A atriz pensa no teatro integrado com as demais artes e a música é um elemento importante do teatro épico (linha estética que segue Aysha e o grupo que teve Brecht como um de seus principais expoentes). Assim, a música ao vivo e a dança entram em cena naturalmente nas montagens. Sendo atriz desde pequena e frequentando desde os 17 anos a Escola Livre de Teatro, cursou Dança na faculdade como uma forma de expandir seus conhecimentos sobre o palco.

Já a figura de Rodrigo Mercadante contrasta com a se sua personagem. O ator é boa praça, de modos gentis e conversa que se perde entre digressões. Enquanto se preparavam para apresentar a peça e cada um fazia seu aquecimento, o ator pegou emprestado o violão de cena e começou a tocar Foguete, composição de J. Velloso e Roque Ferreira. “É uma música de um nível de delicadeza poética e musical. Tem um verso lindo que diz você chegou no amiudar do dia. É lindo”.
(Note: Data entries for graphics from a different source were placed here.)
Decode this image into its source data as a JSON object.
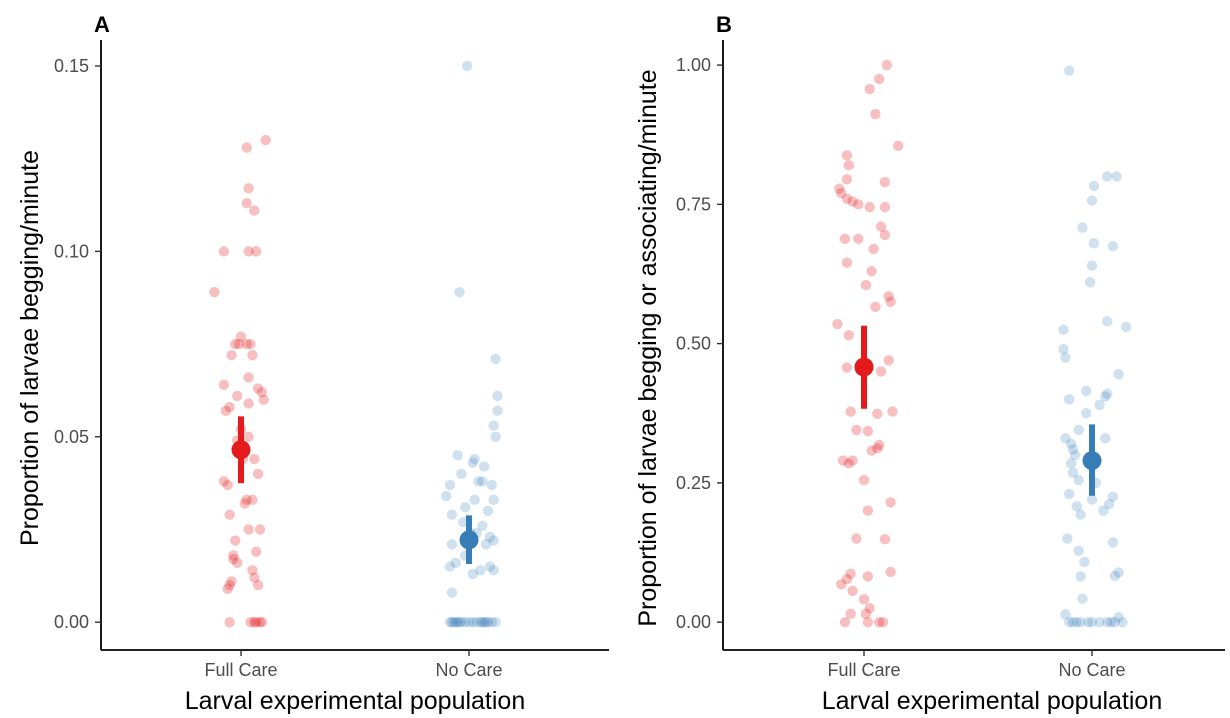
{
  "colors": {
    "Full Care": "#E41A1C",
    "No Care": "#377EB8"
  },
  "chart_data": [
    {
      "type": "scatter",
      "panel": "A",
      "xlabel": "Larval experimental population",
      "ylabel": "Proportion of larvae begging/minute",
      "categories": [
        "Full Care",
        "No Care"
      ],
      "yticks": [
        0.0,
        0.05,
        0.1,
        0.15
      ],
      "ytick_labels": [
        "0.00",
        "0.05",
        "0.10",
        "0.15"
      ],
      "ylim": [
        -0.0075,
        0.157
      ],
      "grid": false,
      "summary": [
        {
          "group": "Full Care",
          "mean": 0.0465,
          "lower": 0.0375,
          "upper": 0.0555
        },
        {
          "group": "No Care",
          "mean": 0.0222,
          "lower": 0.0157,
          "upper": 0.0288
        }
      ],
      "points": {
        "Full Care": [
          [
            -0.06,
            0.0
          ],
          [
            0.05,
            0.0
          ],
          [
            0.07,
            0.0
          ],
          [
            0.08,
            0.0
          ],
          [
            0.1,
            0.0
          ],
          [
            0.11,
            0.0
          ],
          [
            -0.07,
            0.009
          ],
          [
            -0.06,
            0.01
          ],
          [
            -0.05,
            0.011
          ],
          [
            -0.04,
            0.017
          ],
          [
            0.09,
            0.01
          ],
          [
            0.07,
            0.012
          ],
          [
            -0.02,
            0.016
          ],
          [
            0.06,
            0.014
          ],
          [
            -0.04,
            0.018
          ],
          [
            0.08,
            0.019
          ],
          [
            0.1,
            0.025
          ],
          [
            -0.03,
            0.022
          ],
          [
            0.04,
            0.025
          ],
          [
            -0.06,
            0.029
          ],
          [
            0.02,
            0.032
          ],
          [
            0.06,
            0.033
          ],
          [
            0.03,
            0.033
          ],
          [
            -0.09,
            0.038
          ],
          [
            -0.07,
            0.037
          ],
          [
            0.09,
            0.04
          ],
          [
            0.01,
            0.044
          ],
          [
            0.07,
            0.044
          ],
          [
            0.02,
            0.046
          ],
          [
            0.04,
            0.05
          ],
          [
            -0.02,
            0.049
          ],
          [
            0.0,
            0.052
          ],
          [
            -0.08,
            0.057
          ],
          [
            -0.06,
            0.058
          ],
          [
            0.04,
            0.059
          ],
          [
            0.12,
            0.06
          ],
          [
            -0.02,
            0.061
          ],
          [
            0.09,
            0.063
          ],
          [
            0.11,
            0.062
          ],
          [
            0.04,
            0.066
          ],
          [
            -0.09,
            0.064
          ],
          [
            -0.05,
            0.072
          ],
          [
            0.06,
            0.072
          ],
          [
            0.03,
            0.075
          ],
          [
            -0.03,
            0.075
          ],
          [
            0.05,
            0.075
          ],
          [
            0.0,
            0.077
          ],
          [
            -0.01,
            0.075
          ],
          [
            -0.14,
            0.089
          ],
          [
            0.04,
            0.1
          ],
          [
            0.08,
            0.1
          ],
          [
            -0.09,
            0.1
          ],
          [
            0.07,
            0.111
          ],
          [
            0.03,
            0.113
          ],
          [
            0.04,
            0.117
          ],
          [
            0.03,
            0.128
          ],
          [
            0.13,
            0.13
          ]
        ],
        "No Care": [
          [
            -0.1,
            0.0
          ],
          [
            -0.08,
            0.0
          ],
          [
            -0.06,
            0.0
          ],
          [
            -0.04,
            0.0
          ],
          [
            -0.02,
            0.0
          ],
          [
            0.0,
            0.0
          ],
          [
            0.02,
            0.0
          ],
          [
            0.04,
            0.0
          ],
          [
            0.06,
            0.0
          ],
          [
            0.08,
            0.0
          ],
          [
            0.1,
            0.0
          ],
          [
            0.12,
            0.0
          ],
          [
            0.14,
            0.0
          ],
          [
            -0.09,
            0.0
          ],
          [
            0.07,
            0.0
          ],
          [
            0.09,
            0.0
          ],
          [
            -0.07,
            0.0
          ],
          [
            -0.05,
            0.0
          ],
          [
            -0.09,
            0.008
          ],
          [
            -0.1,
            0.015
          ],
          [
            -0.07,
            0.016
          ],
          [
            0.06,
            0.014
          ],
          [
            0.11,
            0.015
          ],
          [
            0.13,
            0.014
          ],
          [
            -0.02,
            0.018
          ],
          [
            0.02,
            0.013
          ],
          [
            0.09,
            0.021
          ],
          [
            -0.09,
            0.021
          ],
          [
            0.13,
            0.022
          ],
          [
            0.11,
            0.023
          ],
          [
            0.04,
            0.024
          ],
          [
            0.01,
            0.024
          ],
          [
            -0.03,
            0.027
          ],
          [
            0.07,
            0.026
          ],
          [
            -0.09,
            0.029
          ],
          [
            -0.02,
            0.031
          ],
          [
            0.03,
            0.033
          ],
          [
            0.1,
            0.03
          ],
          [
            0.13,
            0.033
          ],
          [
            -0.12,
            0.034
          ],
          [
            -0.1,
            0.037
          ],
          [
            0.05,
            0.038
          ],
          [
            0.07,
            0.038
          ],
          [
            0.12,
            0.037
          ],
          [
            -0.04,
            0.04
          ],
          [
            0.08,
            0.042
          ],
          [
            0.03,
            0.044
          ],
          [
            -0.06,
            0.045
          ],
          [
            0.02,
            0.043
          ],
          [
            0.14,
            0.05
          ],
          [
            0.13,
            0.053
          ],
          [
            0.15,
            0.057
          ],
          [
            0.15,
            0.061
          ],
          [
            0.14,
            0.071
          ],
          [
            -0.05,
            0.089
          ],
          [
            -0.01,
            0.15
          ]
        ]
      }
    },
    {
      "type": "scatter",
      "panel": "B",
      "xlabel": "Larval experimental population",
      "ylabel": "Proportion of larvae begging or associating/minute",
      "categories": [
        "Full Care",
        "No Care"
      ],
      "yticks": [
        0.0,
        0.25,
        0.5,
        0.75,
        1.0
      ],
      "ytick_labels": [
        "0.00",
        "0.25",
        "0.50",
        "0.75",
        "1.00"
      ],
      "ylim": [
        -0.05,
        1.045
      ],
      "grid": false,
      "summary": [
        {
          "group": "Full Care",
          "mean": 0.458,
          "lower": 0.383,
          "upper": 0.532
        },
        {
          "group": "No Care",
          "mean": 0.29,
          "lower": 0.227,
          "upper": 0.355
        }
      ],
      "points": {
        "Full Care": [
          [
            -0.1,
            0.0
          ],
          [
            0.02,
            0.0
          ],
          [
            0.1,
            0.0
          ],
          [
            0.08,
            0.0
          ],
          [
            -0.07,
            0.015
          ],
          [
            0.01,
            0.015
          ],
          [
            0.03,
            0.025
          ],
          [
            -0.12,
            0.068
          ],
          [
            -0.07,
            0.087
          ],
          [
            0.0,
            0.041
          ],
          [
            -0.06,
            0.056
          ],
          [
            0.02,
            0.082
          ],
          [
            0.14,
            0.09
          ],
          [
            -0.09,
            0.077
          ],
          [
            0.11,
            0.149
          ],
          [
            -0.04,
            0.15
          ],
          [
            0.02,
            0.2
          ],
          [
            0.14,
            0.215
          ],
          [
            0.0,
            0.255
          ],
          [
            -0.08,
            0.285
          ],
          [
            -0.06,
            0.29
          ],
          [
            -0.11,
            0.29
          ],
          [
            0.04,
            0.308
          ],
          [
            0.07,
            0.312
          ],
          [
            0.08,
            0.318
          ],
          [
            -0.04,
            0.345
          ],
          [
            0.02,
            0.343
          ],
          [
            0.07,
            0.374
          ],
          [
            -0.07,
            0.378
          ],
          [
            0.15,
            0.378
          ],
          [
            0.09,
            0.45
          ],
          [
            0.13,
            0.47
          ],
          [
            -0.02,
            0.452
          ],
          [
            -0.09,
            0.457
          ],
          [
            -0.08,
            0.515
          ],
          [
            -0.14,
            0.535
          ],
          [
            0.06,
            0.566
          ],
          [
            0.14,
            0.575
          ],
          [
            0.13,
            0.585
          ],
          [
            0.01,
            0.605
          ],
          [
            0.04,
            0.63
          ],
          [
            -0.09,
            0.645
          ],
          [
            0.05,
            0.67
          ],
          [
            -0.03,
            0.688
          ],
          [
            0.11,
            0.695
          ],
          [
            -0.1,
            0.688
          ],
          [
            0.09,
            0.71
          ],
          [
            0.03,
            0.745
          ],
          [
            -0.09,
            0.76
          ],
          [
            0.11,
            0.745
          ],
          [
            -0.12,
            0.77
          ],
          [
            -0.06,
            0.755
          ],
          [
            -0.03,
            0.75
          ],
          [
            -0.13,
            0.778
          ],
          [
            -0.09,
            0.795
          ],
          [
            0.11,
            0.79
          ],
          [
            -0.08,
            0.82
          ],
          [
            -0.09,
            0.838
          ],
          [
            0.18,
            0.855
          ],
          [
            0.06,
            0.912
          ],
          [
            0.03,
            0.957
          ],
          [
            0.08,
            0.975
          ],
          [
            0.12,
            1.0
          ]
        ],
        "No Care": [
          [
            -0.12,
            0.0
          ],
          [
            -0.08,
            0.0
          ],
          [
            -0.06,
            0.0
          ],
          [
            -0.02,
            0.0
          ],
          [
            0.0,
            0.0
          ],
          [
            0.04,
            0.0
          ],
          [
            0.08,
            0.0
          ],
          [
            0.12,
            0.0
          ],
          [
            0.16,
            0.0
          ],
          [
            -0.1,
            0.0
          ],
          [
            0.1,
            0.0
          ],
          [
            -0.14,
            0.014
          ],
          [
            0.14,
            0.009
          ],
          [
            -0.05,
            0.042
          ],
          [
            -0.06,
            0.082
          ],
          [
            -0.04,
            0.108
          ],
          [
            0.12,
            0.083
          ],
          [
            0.14,
            0.089
          ],
          [
            -0.07,
            0.128
          ],
          [
            -0.13,
            0.15
          ],
          [
            0.11,
            0.143
          ],
          [
            -0.06,
            0.193
          ],
          [
            -0.08,
            0.208
          ],
          [
            0.06,
            0.2
          ],
          [
            0.09,
            0.212
          ],
          [
            0.11,
            0.225
          ],
          [
            -0.12,
            0.23
          ],
          [
            0.0,
            0.22
          ],
          [
            0.02,
            0.25
          ],
          [
            -0.07,
            0.255
          ],
          [
            -0.1,
            0.268
          ],
          [
            -0.11,
            0.285
          ],
          [
            -0.09,
            0.3
          ],
          [
            -0.1,
            0.31
          ],
          [
            0.07,
            0.33
          ],
          [
            -0.14,
            0.33
          ],
          [
            -0.07,
            0.345
          ],
          [
            -0.11,
            0.32
          ],
          [
            -0.03,
            0.375
          ],
          [
            0.04,
            0.39
          ],
          [
            0.07,
            0.405
          ],
          [
            0.08,
            0.41
          ],
          [
            -0.03,
            0.415
          ],
          [
            -0.12,
            0.4
          ],
          [
            0.14,
            0.445
          ],
          [
            -0.14,
            0.475
          ],
          [
            -0.15,
            0.49
          ],
          [
            -0.15,
            0.525
          ],
          [
            0.08,
            0.54
          ],
          [
            0.18,
            0.53
          ],
          [
            -0.01,
            0.61
          ],
          [
            0.0,
            0.64
          ],
          [
            0.01,
            0.68
          ],
          [
            0.11,
            0.675
          ],
          [
            -0.05,
            0.708
          ],
          [
            0.0,
            0.757
          ],
          [
            0.01,
            0.783
          ],
          [
            0.08,
            0.8
          ],
          [
            0.13,
            0.8
          ],
          [
            -0.12,
            0.99
          ]
        ]
      }
    }
  ]
}
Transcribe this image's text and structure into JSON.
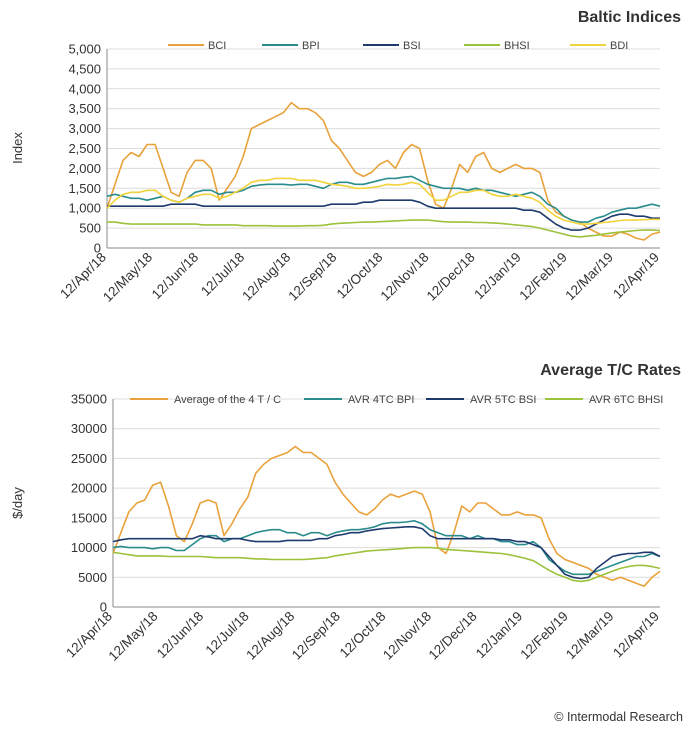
{
  "footer": "© Intermodal Research",
  "chart_data": [
    {
      "type": "line",
      "title": "Baltic Indices",
      "ylabel": "Index",
      "ylim": [
        0,
        5000
      ],
      "yticks": [
        "0",
        "500",
        "1,000",
        "1,500",
        "2,000",
        "2,500",
        "3,000",
        "3,500",
        "4,000",
        "4,500",
        "5,000"
      ],
      "ytick_values": [
        0,
        500,
        1000,
        1500,
        2000,
        2500,
        3000,
        3500,
        4000,
        4500,
        5000
      ],
      "xticks": [
        "12/Apr/18",
        "12/May/18",
        "12/Jun/18",
        "12/Jul/18",
        "12/Aug/18",
        "12/Sep/18",
        "12/Oct/18",
        "12/Nov/18",
        "12/Dec/18",
        "12/Jan/19",
        "12/Feb/19",
        "12/Mar/19",
        "12/Apr/19"
      ],
      "grid": true,
      "legend": "top",
      "series": [
        {
          "name": "BCI",
          "color": "#E9A23B",
          "values": [
            1000,
            1600,
            2200,
            2400,
            2300,
            2600,
            2600,
            2000,
            1400,
            1300,
            1900,
            2200,
            2200,
            2000,
            1200,
            1500,
            1800,
            2300,
            3000,
            3100,
            3200,
            3300,
            3400,
            3650,
            3500,
            3500,
            3400,
            3200,
            2700,
            2500,
            2200,
            1900,
            1800,
            1900,
            2100,
            2200,
            2000,
            2400,
            2600,
            2500,
            1700,
            1100,
            1000,
            1500,
            2100,
            1900,
            2300,
            2400,
            2000,
            1900,
            2000,
            2100,
            2000,
            2000,
            1900,
            1200,
            900,
            800,
            700,
            650,
            500,
            400,
            300,
            300,
            400,
            350,
            250,
            200,
            350,
            400
          ]
        },
        {
          "name": "BPI",
          "color": "#2A8C8C",
          "values": [
            1300,
            1350,
            1300,
            1250,
            1250,
            1200,
            1250,
            1300,
            1200,
            1150,
            1250,
            1400,
            1450,
            1450,
            1350,
            1400,
            1400,
            1450,
            1550,
            1580,
            1600,
            1600,
            1600,
            1580,
            1600,
            1600,
            1550,
            1500,
            1600,
            1650,
            1650,
            1600,
            1600,
            1650,
            1700,
            1750,
            1750,
            1780,
            1800,
            1700,
            1600,
            1550,
            1500,
            1500,
            1500,
            1450,
            1500,
            1450,
            1450,
            1400,
            1350,
            1300,
            1350,
            1400,
            1300,
            1100,
            1000,
            800,
            700,
            650,
            650,
            750,
            800,
            900,
            950,
            1000,
            1000,
            1050,
            1100,
            1050
          ]
        },
        {
          "name": "BSI",
          "color": "#1F3B6E",
          "values": [
            1050,
            1050,
            1050,
            1050,
            1050,
            1050,
            1050,
            1050,
            1100,
            1100,
            1100,
            1100,
            1050,
            1050,
            1050,
            1050,
            1050,
            1050,
            1050,
            1050,
            1050,
            1050,
            1050,
            1050,
            1050,
            1050,
            1050,
            1050,
            1100,
            1100,
            1100,
            1100,
            1150,
            1150,
            1200,
            1200,
            1200,
            1200,
            1200,
            1150,
            1050,
            1000,
            1000,
            1000,
            1000,
            1000,
            1000,
            1000,
            1000,
            1000,
            1000,
            1000,
            950,
            950,
            900,
            750,
            600,
            500,
            450,
            450,
            500,
            600,
            700,
            800,
            850,
            850,
            800,
            800,
            750,
            750
          ]
        },
        {
          "name": "BHSI",
          "color": "#9BC23B",
          "values": [
            650,
            650,
            620,
            600,
            600,
            600,
            600,
            600,
            600,
            600,
            600,
            600,
            580,
            580,
            580,
            580,
            580,
            560,
            560,
            560,
            560,
            550,
            550,
            550,
            550,
            560,
            560,
            570,
            600,
            620,
            630,
            640,
            650,
            650,
            660,
            670,
            680,
            690,
            700,
            700,
            700,
            680,
            660,
            650,
            650,
            650,
            640,
            640,
            630,
            620,
            600,
            580,
            560,
            540,
            500,
            450,
            400,
            350,
            300,
            280,
            300,
            320,
            350,
            380,
            400,
            420,
            440,
            450,
            450,
            440
          ]
        },
        {
          "name": "BDI",
          "color": "#F2D33B",
          "values": [
            1000,
            1200,
            1350,
            1400,
            1400,
            1450,
            1450,
            1300,
            1200,
            1150,
            1250,
            1300,
            1350,
            1350,
            1250,
            1300,
            1400,
            1500,
            1650,
            1700,
            1700,
            1750,
            1750,
            1750,
            1700,
            1700,
            1700,
            1650,
            1600,
            1580,
            1550,
            1500,
            1500,
            1520,
            1550,
            1600,
            1580,
            1600,
            1650,
            1600,
            1400,
            1200,
            1200,
            1300,
            1400,
            1400,
            1450,
            1450,
            1350,
            1300,
            1300,
            1350,
            1300,
            1250,
            1150,
            950,
            800,
            700,
            650,
            600,
            600,
            620,
            640,
            660,
            690,
            700,
            700,
            710,
            720,
            720
          ]
        }
      ]
    },
    {
      "type": "line",
      "title": "Average T/C Rates",
      "ylabel": "$/day",
      "ylim": [
        0,
        35000
      ],
      "yticks": [
        "0",
        "5000",
        "10000",
        "15000",
        "20000",
        "25000",
        "30000",
        "35000"
      ],
      "ytick_values": [
        0,
        5000,
        10000,
        15000,
        20000,
        25000,
        30000,
        35000
      ],
      "xticks": [
        "12/Apr/18",
        "12/May/18",
        "12/Jun/18",
        "12/Jul/18",
        "12/Aug/18",
        "12/Sep/18",
        "12/Oct/18",
        "12/Nov/18",
        "12/Dec/18",
        "12/Jan/19",
        "12/Feb/19",
        "12/Mar/19",
        "12/Apr/19"
      ],
      "grid": true,
      "legend": "top",
      "series": [
        {
          "name": "Average of the 4 T / C",
          "color": "#E9A23B",
          "values": [
            9000,
            12500,
            16000,
            17500,
            18000,
            20500,
            21000,
            17000,
            12000,
            11000,
            14000,
            17500,
            18000,
            17500,
            12000,
            14000,
            16500,
            18500,
            22500,
            24000,
            25000,
            25500,
            26000,
            27000,
            26000,
            26000,
            25000,
            24000,
            21000,
            19000,
            17500,
            16000,
            15500,
            16500,
            18000,
            19000,
            18500,
            19000,
            19500,
            19000,
            16000,
            10000,
            9000,
            12500,
            17000,
            16000,
            17500,
            17500,
            16500,
            15500,
            15500,
            16000,
            15500,
            15500,
            15000,
            11500,
            9000,
            8000,
            7500,
            7000,
            6500,
            5500,
            5000,
            4500,
            5000,
            4500,
            4000,
            3500,
            5000,
            6000
          ]
        },
        {
          "name": "AVR 4TC BPI",
          "color": "#2A8C8C",
          "values": [
            10000,
            10200,
            10000,
            10000,
            10000,
            9800,
            10000,
            10000,
            9500,
            9500,
            10500,
            11500,
            12000,
            12000,
            11000,
            11500,
            11500,
            12000,
            12500,
            12800,
            13000,
            13000,
            12500,
            12500,
            12000,
            12500,
            12500,
            12000,
            12500,
            12800,
            13000,
            13000,
            13200,
            13500,
            14000,
            14200,
            14200,
            14300,
            14500,
            14000,
            13000,
            12500,
            12000,
            12000,
            12000,
            11500,
            12000,
            11500,
            11500,
            11000,
            11000,
            10500,
            10500,
            11000,
            10000,
            8000,
            7000,
            6000,
            5500,
            5500,
            5500,
            6000,
            6500,
            7000,
            7500,
            8000,
            8500,
            8500,
            9000,
            8500
          ]
        },
        {
          "name": "AVR 5TC BSI",
          "color": "#1F3B6E",
          "values": [
            11000,
            11300,
            11500,
            11500,
            11500,
            11500,
            11500,
            11500,
            11500,
            11500,
            11500,
            12000,
            11800,
            11500,
            11500,
            11500,
            11500,
            11200,
            11000,
            11000,
            11000,
            11000,
            11200,
            11200,
            11200,
            11200,
            11500,
            11500,
            12000,
            12200,
            12500,
            12500,
            12800,
            13000,
            13200,
            13300,
            13400,
            13500,
            13500,
            13200,
            12000,
            11500,
            11500,
            11500,
            11500,
            11500,
            11500,
            11500,
            11500,
            11300,
            11300,
            11000,
            11000,
            10500,
            10000,
            8500,
            7000,
            5500,
            5000,
            4800,
            5000,
            6500,
            7500,
            8500,
            8800,
            9000,
            9000,
            9200,
            9200,
            8500
          ]
        },
        {
          "name": "AVR 6TC BHSI",
          "color": "#9BC23B",
          "values": [
            9200,
            9000,
            8800,
            8600,
            8600,
            8600,
            8600,
            8500,
            8500,
            8500,
            8500,
            8500,
            8400,
            8300,
            8300,
            8300,
            8300,
            8200,
            8100,
            8100,
            8000,
            8000,
            8000,
            8000,
            8000,
            8100,
            8200,
            8300,
            8600,
            8800,
            9000,
            9200,
            9400,
            9500,
            9600,
            9700,
            9800,
            9900,
            10000,
            10000,
            10000,
            9900,
            9700,
            9600,
            9500,
            9400,
            9300,
            9200,
            9100,
            9000,
            8800,
            8500,
            8200,
            7800,
            7000,
            6200,
            5500,
            5000,
            4500,
            4300,
            4500,
            5000,
            5500,
            6000,
            6500,
            6800,
            7000,
            7000,
            6800,
            6500
          ]
        }
      ]
    }
  ]
}
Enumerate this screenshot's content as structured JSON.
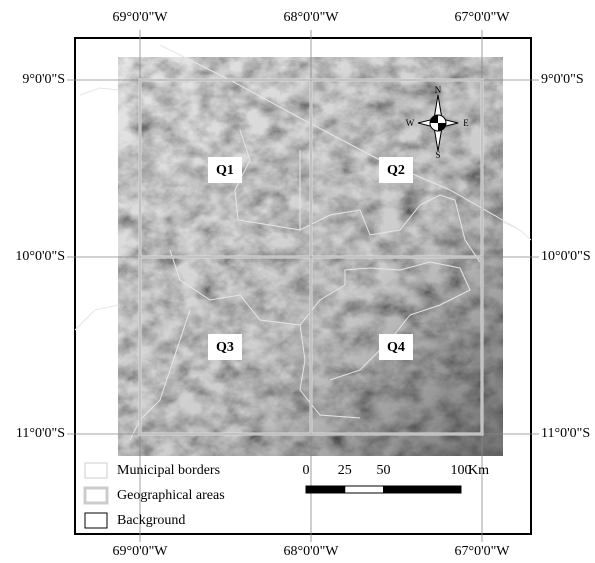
{
  "map": {
    "longitude_labels": [
      "69°0'0\"W",
      "68°0'0\"W",
      "67°0'0\"W"
    ],
    "latitude_labels": [
      "9°0'0\"S",
      "10°0'0\"S",
      "11°0'0\"S"
    ],
    "quadrants": [
      "Q1",
      "Q2",
      "Q3",
      "Q4"
    ],
    "compass": {
      "north": "N",
      "south": "S",
      "east": "E",
      "west": "W"
    },
    "legend": [
      "Municipal borders",
      "Geographical areas",
      "Background"
    ],
    "scale_bar": {
      "ticks": [
        0,
        25,
        50,
        100
      ],
      "unit": "Km"
    }
  }
}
E nessa conversa poética ele, que na peça representa a face brutal da sociedade, conta como foi sua experiência: “a gente aprende a gostar de poesia pela música” e ele diz que foi um presente poder fazer esse texto de Chico Buarque e Paulo Pontes, “que é rimado e surpreende porque não parece rimado e seu ritmo tem a batida de samba canção”.

Nessas presenças marcantes na peça, pelo texto e pela atuação Aysha/Corina e Rodrigo/Creonte também se destacam ao se contrapor na peça. Cada um representa um extremo, ela a lavadeira e a cultura popular, ele o empresário. Rodrigo revela na conversa, inclusive, suas próprias questões referentes à raça: “Tenho ascendência negra, por parte de mãe. Mas não me sentiria no direito de me dizer negro, uma vez que sou “lido” socialmente como branco. Não tenho na memória registro de ter sofrido racismo da maneira como relatam meus companheiros negros. Minhas memórias de opressão vêm mais pelo viés da orientação sexual. Isso não me impede de saber em que lado da luta eu quero estar”.

Os atores contam sobre a experiência com Juçara no palco. “É uma loucura cantar Chico do lado da Juçara. Eu fico do lado dela, você viu!” diz Aysha. Já Rodrigo diz que “é um processo pelo qual ela precisa passar”.

PODE SER A GOTA D’ÁGUA

As linguagens musicais do funk e do rap invadem o samba-canção acadêmico de Chico Buarque na peça, a banda conta com um DJ e Instrumentistas de primeira linha. O sampler de Gota d’água é onipresente e as vozes de Chico e Bibi Ferreira aparecem durante peça em inserções.

O músico Gabriel Loghitano, que assume guitarra, violão e cavaco (além de trabalhar com os atores o aquecimento de voz antes de entrarem em cena), conta que sempre se emociona quando toca Basta um dia com a estrutura da música e a linha do sax tocado por Suka Figueiredo. Embora tocar Chico Buarque não seja uma novidade para ele, que se apresenta com o projeto Dos Chicos tocando o Buarque, o César e o Science, se preparou para a peça com foco em alguns pontos específicos, estudou a peça, trabalhou as estéticas da montagem e estudou guitarra caribenha.

Um recurso de cena é interessante. Apesar de todos os atores usarem microfone de lapela, em determinados momentos da peça, em especial naqueles em que os atores se desdobram no HipHop, eles usam microfones posicionados em pedestais no palco. O curioso é que os microfones precisam ser abertos para isso e os de lapela fechados pelo técnico de som no mesmo instante, sob o risco da proximidade entre eles os anularem.

Apesar desta conversa entre o rap e a MPB ser uma linha que conduz a montagem, musicalmente é um diálogo que já vem sendo travado por muitos. Neste caso, o grupo o faz com a maior competência. Mas são duas intervenções que impressionam, a composição original de Juçara sobre Paó, que ela canta com a força dessa peça inteira em sua voz e a versão de Flor da idade em um funk. A música ganha novos ares, o que a renova do desgaste que o tempo, impele aos sucessos e a ressignifica, renovando toda a peça. É por meio dessas duas músicas que o grupo restitui ao imaginário popular a peça.